Берке понимал всю важность происходящего, но владевшее им равнодушие мешало действовать.
Только однажды в тусклых его глазах вспыхнул свет жизни, когда он узнал от надежного человека о существовании отряда Салимгирея.
Лазутчик – немолодой кипчак, с лицом, избитым крупными оспинами, – стараясь не глядеть в глаза хана, негромко говорил:
– В отряде тысяча воинов. Главный над ними, о великий хан, твой бывший сотник Салимгирей. Я узнал его. Среди беглецов, о великий хан, твои жены Акжамал и Кундуз…
– Иди… – приказал Берке. Сердце его бешено стучало в груди, и он никак не мог успокоить его.
Теперь хан знал, кто совершил над ним насилие, а это уже было полдела. Что значил для Орды отряд в тысячу воинов? Стоило только захотеть – и прах непокорных ветер разнесет по степи.

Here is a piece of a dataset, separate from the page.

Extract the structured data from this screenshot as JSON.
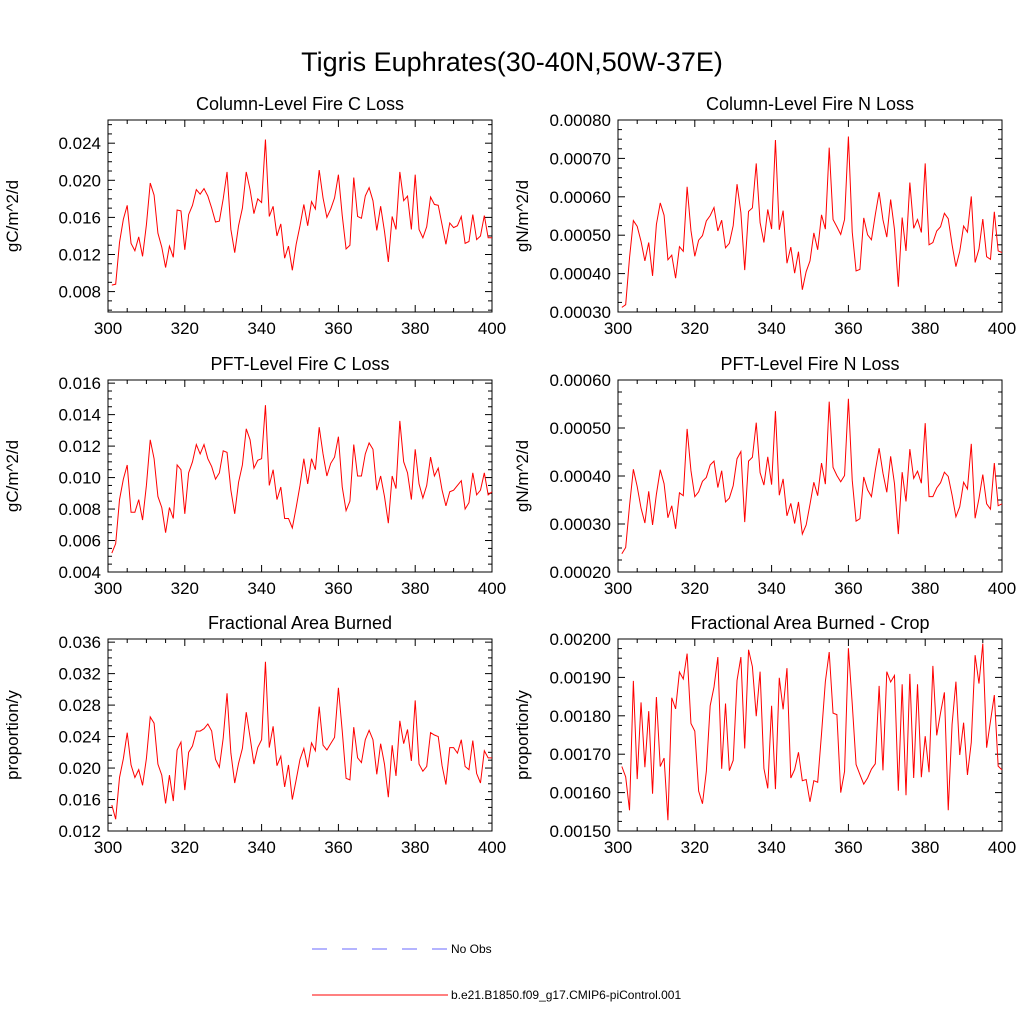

Берке уже готов был отдать приказ, чтобы на поиски отряда выступил тумен, но страх перед тем, что беглецы, прежде чем умереть, откроют народу то, о чем до сих пор никто не знал, удержал его.
И Акжамал, и Кундуз, и все, кто был причастен к событиям той ночи, крепко держали свое слово, и до сих пор ни одна душа не знала, что хан оскоплен. Если бы это было не так, слухи все равно достигли бы ушей Берке, а людская молва разнесла бы эту весть подобно ветру по всем улусам, принадлежащим чингизидам.

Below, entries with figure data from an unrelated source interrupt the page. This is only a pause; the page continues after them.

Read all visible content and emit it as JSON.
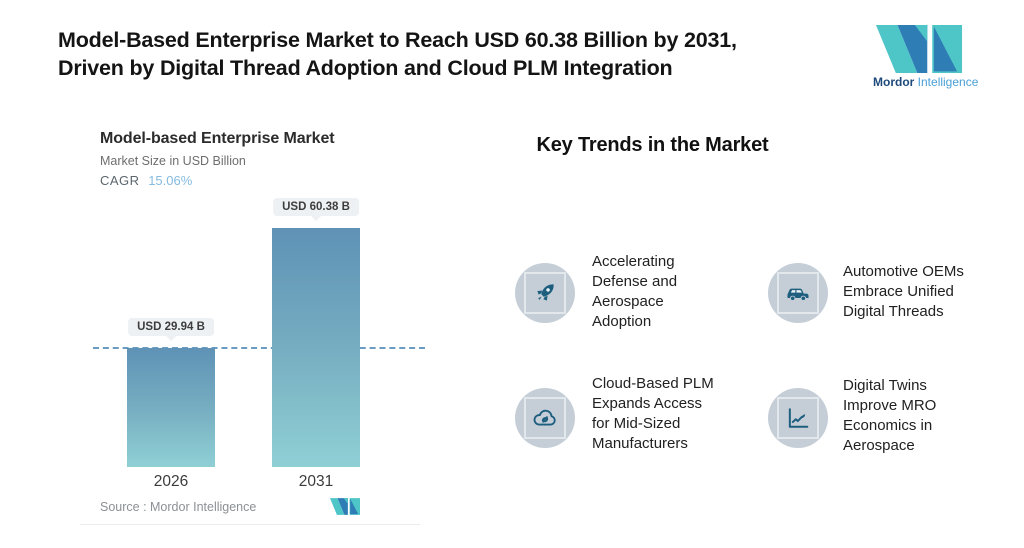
{
  "header": {
    "title_line1": "Model-Based Enterprise Market to Reach USD 60.38 Billion by 2031,",
    "title_line2": "Driven by Digital Thread Adoption and Cloud PLM Integration",
    "brand_bold": "Mordor",
    "brand_light": "Intelligence"
  },
  "chart_data": {
    "type": "bar",
    "title": "Model-based Enterprise Market",
    "subtitle": "Market Size in USD Billion",
    "cagr_label": "CAGR",
    "cagr_value": "15.06%",
    "categories": [
      "2026",
      "2031"
    ],
    "values": [
      29.94,
      60.38
    ],
    "value_labels": [
      "USD 29.94 B",
      "USD 60.38 B"
    ],
    "ylabel": "Market Size in USD Billion",
    "ylim": [
      0,
      65
    ],
    "reference_line_at": 29.94,
    "reference_line_style": "dashed",
    "grid": false,
    "legend": "none",
    "bar_gradient_top": "#5f92b6",
    "bar_gradient_bottom": "#8fd0d5",
    "source": "Source :  Mordor Intelligence"
  },
  "trends": {
    "heading": "Key Trends in the Market",
    "items": [
      {
        "icon": "rocket-icon",
        "text": "Accelerating\nDefense and\nAerospace\nAdoption"
      },
      {
        "icon": "car-icon",
        "text": "Automotive OEMs\nEmbrace Unified\nDigital Threads"
      },
      {
        "icon": "cloud-sync-icon",
        "text": "Cloud-Based PLM\nExpands Access\nfor Mid-Sized\nManufacturers"
      },
      {
        "icon": "line-chart-icon",
        "text": "Digital Twins\nImprove MRO\nEconomics in\nAerospace"
      }
    ]
  },
  "colors": {
    "accent_blue": "#2e7db4",
    "accent_teal": "#4ec5c7",
    "icon_glyph": "#1d5e7f",
    "icon_circle_bg": "#c5ced7",
    "dashed_line": "#6a9bc3",
    "pill_bg": "#edf1f3",
    "cagr_value": "#86bbdf"
  }
}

Значит, надо было не спешить. Все, кто знает об оскоплении, должны умереть быстро, не успев раскрыть рта. Настоящий монгол умеет быть терпеливым и ждать своего часа.
Близость отряда Салимгирея могла вызвать волнение среди рабов, и поэтому первое, что велел сделать хан, – это усилить их охрану.
Немало было подневольных людей в Золотой Орде. Монголы, захватывая новые земли, не только продавали пленников в чужие края, но и многих оставляли в пределах Орды. Рабы были нужны, чтобы строить, пасти скот, выполнять различные хозяйственные работы.